This assignment is for ETC5521 Assignment 1 by Team brolga comprising of Dhruv Nirmal and Gui Gao.
The classic Board Games have been around for decades, bringing people together to enjoy the traditional game. In Greece there are many popular board game associations and ‘fan clubs’ which organise many tournaments and offer a wealth of prizes.
Today, although Computer Games are in a golden age of development with technological support, there are still many great board games that are released each year and attract a lot of attention.
Board Game Geek is a specialist board game website. Users can find every board game and information about it. This information includes descriptions of the games, reviews, user ratings, professional ratings, prices, where to buy and more.

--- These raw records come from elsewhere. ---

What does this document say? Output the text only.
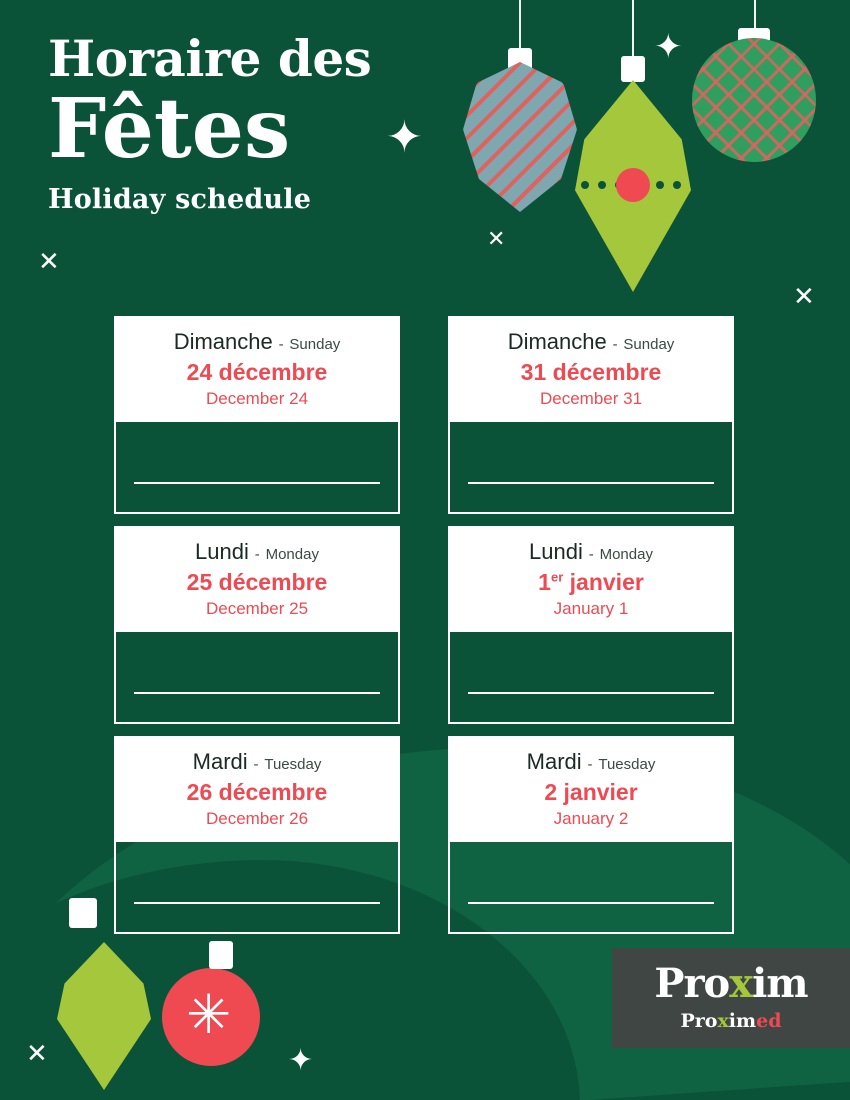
Horaire des
Fêtes
Holiday schedule
✦
✦
✦
✕
✕
✕
✕
✳
Dimanche - Sunday
24 décembre
December 24
Dimanche - Sunday
31 décembre
December 31
Lundi - Monday
25 décembre
December 25
Lundi - Monday
1er janvier
January 1
Mardi - Tuesday
26 décembre
December 26
Mardi - Tuesday
2 janvier
January 2
Proxim
Proximed
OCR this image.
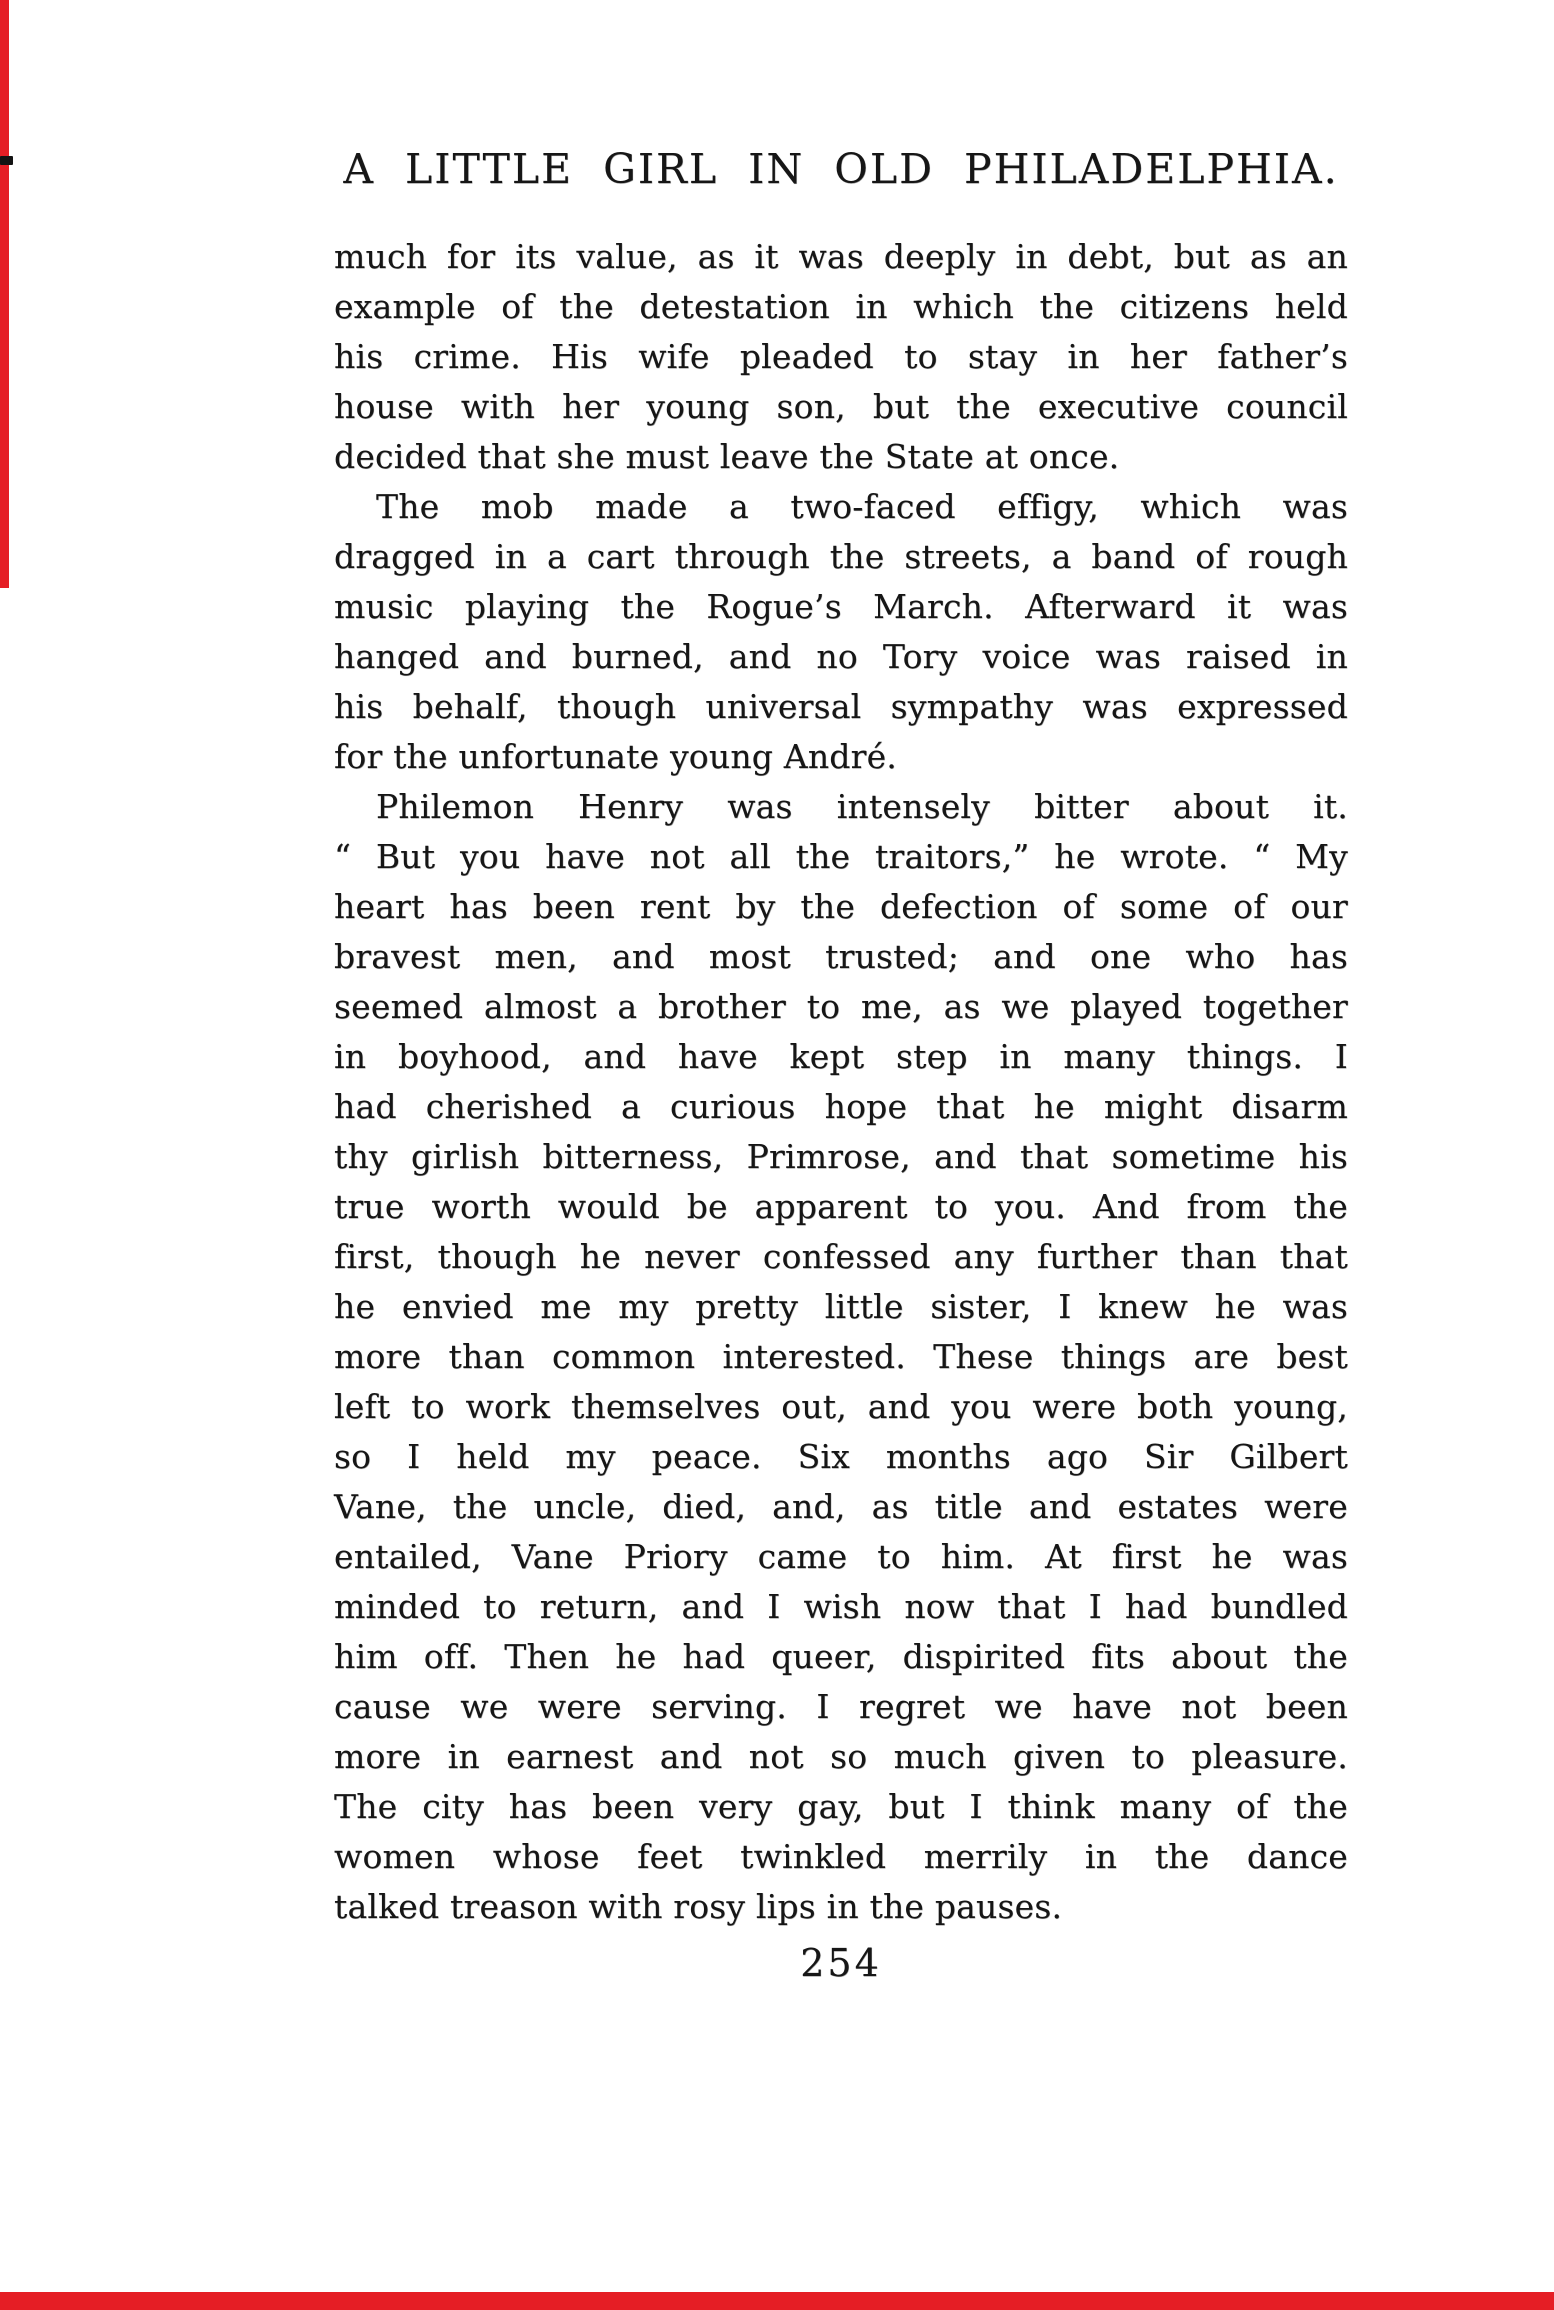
A LITTLE GIRL IN OLD PHILADELPHIA.
much for its value, as it was deeply in debt, but as an
example of the detestation in which the citizens held
his crime. His wife pleaded to stay in her father’s
house with her young son, but the executive council
decided that she must leave the State at once.
The mob made a two-faced effigy, which was
dragged in a cart through the streets, a band of rough
music playing the Rogue’s March. Afterward it was
hanged and burned, and no Tory voice was raised in
his behalf, though universal sympathy was expressed
for the unfortunate young André.
Philemon Henry was intensely bitter about it.
“ But you have not all the traitors,” he wrote. “ My
heart has been rent by the defection of some of our
bravest men, and most trusted; and one who has
seemed almost a brother to me, as we played together
in boyhood, and have kept step in many things. I
had cherished a curious hope that he might disarm
thy girlish bitterness, Primrose, and that sometime his
true worth would be apparent to you. And from the
first, though he never confessed any further than that
he envied me my pretty little sister, I knew he was
more than common interested. These things are best
left to work themselves out, and you were both young,
so I held my peace. Six months ago Sir Gilbert
Vane, the uncle, died, and, as title and estates were
entailed, Vane Priory came to him. At first he was
minded to return, and I wish now that I had bundled
him off. Then he had queer, dispirited fits about the
cause we were serving. I regret we have not been
more in earnest and not so much given to pleasure.
The city has been very gay, but I think many of the
women whose feet twinkled merrily in the dance
talked treason with rosy lips in the pauses.
254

My teammates and I are both interested in board games and have tried many interesting board games. This study and analysis of the huge dataset of board games can help us understand board games from a different perspective, and also help us understand the whole landscape of board games and how it has changed over time.

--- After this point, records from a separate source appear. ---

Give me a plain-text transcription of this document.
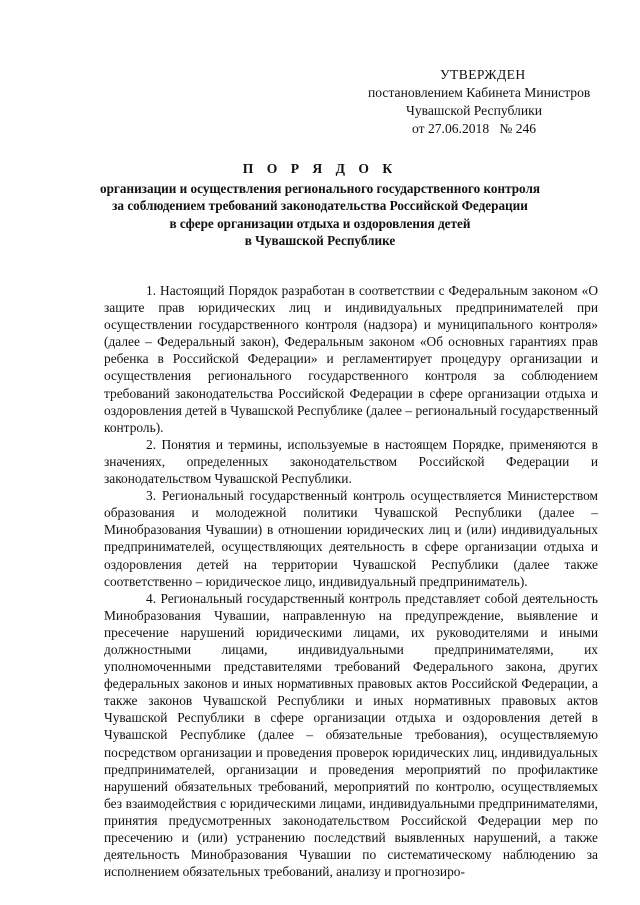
УТВЕРЖДЕН
постановлением Кабинета Министров
Чувашской Республики
от 27.06.2018   № 246
П О Р Я Д О К
организации и осуществления регионального государственного контроля
за соблюдением требований законодательства Российской Федерации
в сфере организации отдыха и оздоровления детей
в Чувашской Республике

1. Настоящий Порядок разработан в соответствии с Федеральным законом «О защите прав юридических лиц и индивидуальных предпринимателей при осуществлении государственного контроля (надзора) и муниципального контроля» (далее – Федеральный закон), Федеральным законом «Об основных гарантиях прав ребенка в Российской Федерации» и регламентирует процедуру организации и осуществления регионального государственного контроля за соблюдением требований законодательства Российской Федерации в сфере организации отдыха и оздоровления детей в Чувашской Республике (далее – региональный государственный контроль).

2. Понятия и термины, используемые в настоящем Порядке, применяются в значениях, определенных законодательством Российской Федерации и законодательством Чувашской Республики.

3. Региональный государственный контроль осуществляется Министерством образования и молодежной политики Чувашской Республики (далее – Минобразования Чувашии) в отношении юридических лиц и (или) индивидуальных предпринимателей, осуществляющих деятельность в сфере организации отдыха и оздоровления детей на территории Чувашской Республики (далее также соответственно – юридическое лицо, индивидуальный предприниматель).

4. Региональный государственный контроль представляет собой деятельность Минобразования Чувашии, направленную на предупреждение, выявление и пресечение нарушений юридическими лицами, их руководителями и иными должностными лицами, индивидуальными предпринимателями, их уполномоченными представителями требований Федерального закона, других федеральных законов и иных нормативных правовых актов Российской Федерации, а также законов Чувашской Республики и иных нормативных правовых актов Чувашской Республики в сфере организации отдыха и оздоровления детей в Чувашской Республике (далее – обязательные требования), осуществляемую посредством организации и проведения проверок юридических лиц, индивидуальных предпринимателей, организации и проведения мероприятий по профилактике нарушений обязательных требований, мероприятий по контролю, осуществляемых без взаимодействия с юридическими лицами, индивидуальными предпринимателями, принятия предусмотренных законодательством Российской Федерации мер по пресечению и (или) устранению последствий выявленных нарушений, а также деятельность Минобразования Чувашии по систематическому наблюдению за исполнением обязательных требований, анализу и прогнозиро-
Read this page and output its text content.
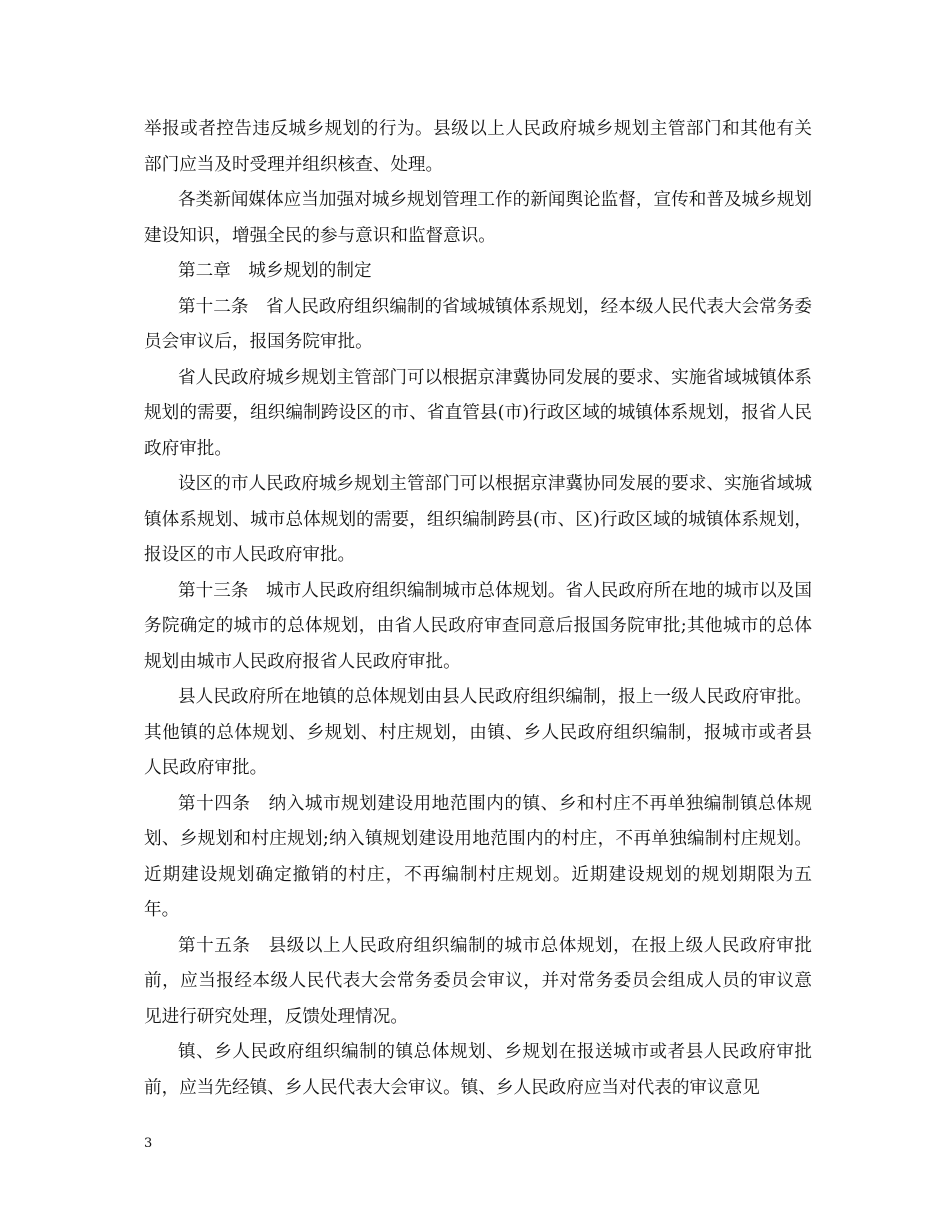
举报或者控告违反城乡规划的行为。县级以上人民政府城乡规划主管部门和其他有关部门应当及时受理并组织核查、处理。

各类新闻媒体应当加强对城乡规划管理工作的新闻舆论监督，宣传和普及城乡规划建设知识，增强全民的参与意识和监督意识。

第二章　城乡规划的制定

第十二条　省人民政府组织编制的省域城镇体系规划，经本级人民代表大会常务委员会审议后，报国务院审批。

省人民政府城乡规划主管部门可以根据京津冀协同发展的要求、实施省域城镇体系规划的需要，组织编制跨设区的市、省直管县(市)行政区域的城镇体系规划，报省人民政府审批。

设区的市人民政府城乡规划主管部门可以根据京津冀协同发展的要求、实施省域城镇体系规划、城市总体规划的需要，组织编制跨县(市、区)行政区域的城镇体系规划，报设区的市人民政府审批。

第十三条　城市人民政府组织编制城市总体规划。省人民政府所在地的城市以及国务院确定的城市的总体规划，由省人民政府审查同意后报国务院审批;其他城市的总体规划由城市人民政府报省人民政府审批。

县人民政府所在地镇的总体规划由县人民政府组织编制，报上一级人民政府审批。其他镇的总体规划、乡规划、村庄规划，由镇、乡人民政府组织编制，报城市或者县人民政府审批。

第十四条　纳入城市规划建设用地范围内的镇、乡和村庄不再单独编制镇总体规划、乡规划和村庄规划;纳入镇规划建设用地范围内的村庄，不再单独编制村庄规划。近期建设规划确定撤销的村庄，不再编制村庄规划。近期建设规划的规划期限为五年。

第十五条　县级以上人民政府组织编制的城市总体规划，在报上级人民政府审批前，应当报经本级人民代表大会常务委员会审议，并对常务委员会组成人员的审议意见进行研究处理，反馈处理情况。

镇、乡人民政府组织编制的镇总体规划、乡规划在报送城市或者县人民政府审批前，应当先经镇、乡人民代表大会审议。镇、乡人民政府应当对代表的审议意见

3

So, we have tried to dig deeper into the data itself to show some reports and interesting data visualisations of the results.

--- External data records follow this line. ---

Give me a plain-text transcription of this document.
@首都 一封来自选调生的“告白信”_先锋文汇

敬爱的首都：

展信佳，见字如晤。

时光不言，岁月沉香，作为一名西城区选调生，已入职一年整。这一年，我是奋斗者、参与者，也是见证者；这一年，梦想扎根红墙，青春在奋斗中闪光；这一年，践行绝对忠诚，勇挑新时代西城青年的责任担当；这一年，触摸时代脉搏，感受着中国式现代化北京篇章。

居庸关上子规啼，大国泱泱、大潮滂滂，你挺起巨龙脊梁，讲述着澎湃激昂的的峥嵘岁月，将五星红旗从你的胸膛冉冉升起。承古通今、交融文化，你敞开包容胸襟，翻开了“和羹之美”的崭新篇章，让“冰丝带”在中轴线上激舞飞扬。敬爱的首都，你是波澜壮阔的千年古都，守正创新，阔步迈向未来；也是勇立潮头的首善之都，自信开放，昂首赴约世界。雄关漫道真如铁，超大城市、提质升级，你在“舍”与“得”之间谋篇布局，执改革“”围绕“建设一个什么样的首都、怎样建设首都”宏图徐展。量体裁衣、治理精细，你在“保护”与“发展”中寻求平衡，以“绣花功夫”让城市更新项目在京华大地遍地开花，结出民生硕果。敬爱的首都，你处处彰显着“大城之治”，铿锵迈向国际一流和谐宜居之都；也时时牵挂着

The original data contains about 15-19 million reviews, and the data in the dataset should be filtered to affect the results of analyzing whether the mean scores of the games conform to a normal distribution.
There will be some irregularly recorded data inside the dataset, for example, there will be games with negative time years and 0 inside yearpulished varieble, which may bring limitations to our analysis.
Our data comes from Kaggle by way of Board Games Geek, with a hattip to David and Georgios. We could find the data via the following website: https://github.com/rfordatascience/tidytuesday/tree/master/data/2022/2022-01-25
We have two initial datasets, ratings and details. The initial size of the ratings dataset is around 4.8MB and contains 21631 observations and 10 columns. The original size of the details dataset is approximately 32.7MB, with 21831 observations and 23 columns.
| class | description |
|---|---|
| double | Game ID |
| character | Game name |
| double | Average rating on Board Games Geek (1-10) |
| class | dsecription |
|---|---|
| double | Game ID |
| double | Year game was published |
| character | Game mechanic - how to play the game (separated by comma) |
| number | Minimum number of players required to play |
| number | Maximum number of players required to play |
| number | Average playing time of a game |
| number | People who own a game |
| number | People who trade a game |
| number | People who want to own a game |
| number | People who wish to own a game |
Q1. How board game ratings change by year of publication?
Q2. Trends in game mechanics over time.
Q3. Trends in board game publication rates over time.
Q4. What are the common game mechanics and their changes in prevalent?
Q5. What types of games are becoming increasingly popular?
Q6. How many games have each listed how many mechanics?
Q7. What is the distribution of ratings for the board games?
Q8. Is there a linear relationship between the year of release of a game and the average rating it receives?
Q9. Are Board Game Descriptions more positive or negative?
Q10. What are the 10 most common words used in board game descriptions?
Q11. Is there any relationship between average game time and ownership, min/max players?
Q12. How does number of people who wish to own the game and who own the game plot against each other?
Q13. How does Rank and average rating plot against each other. (Highly ranked games should have more rating)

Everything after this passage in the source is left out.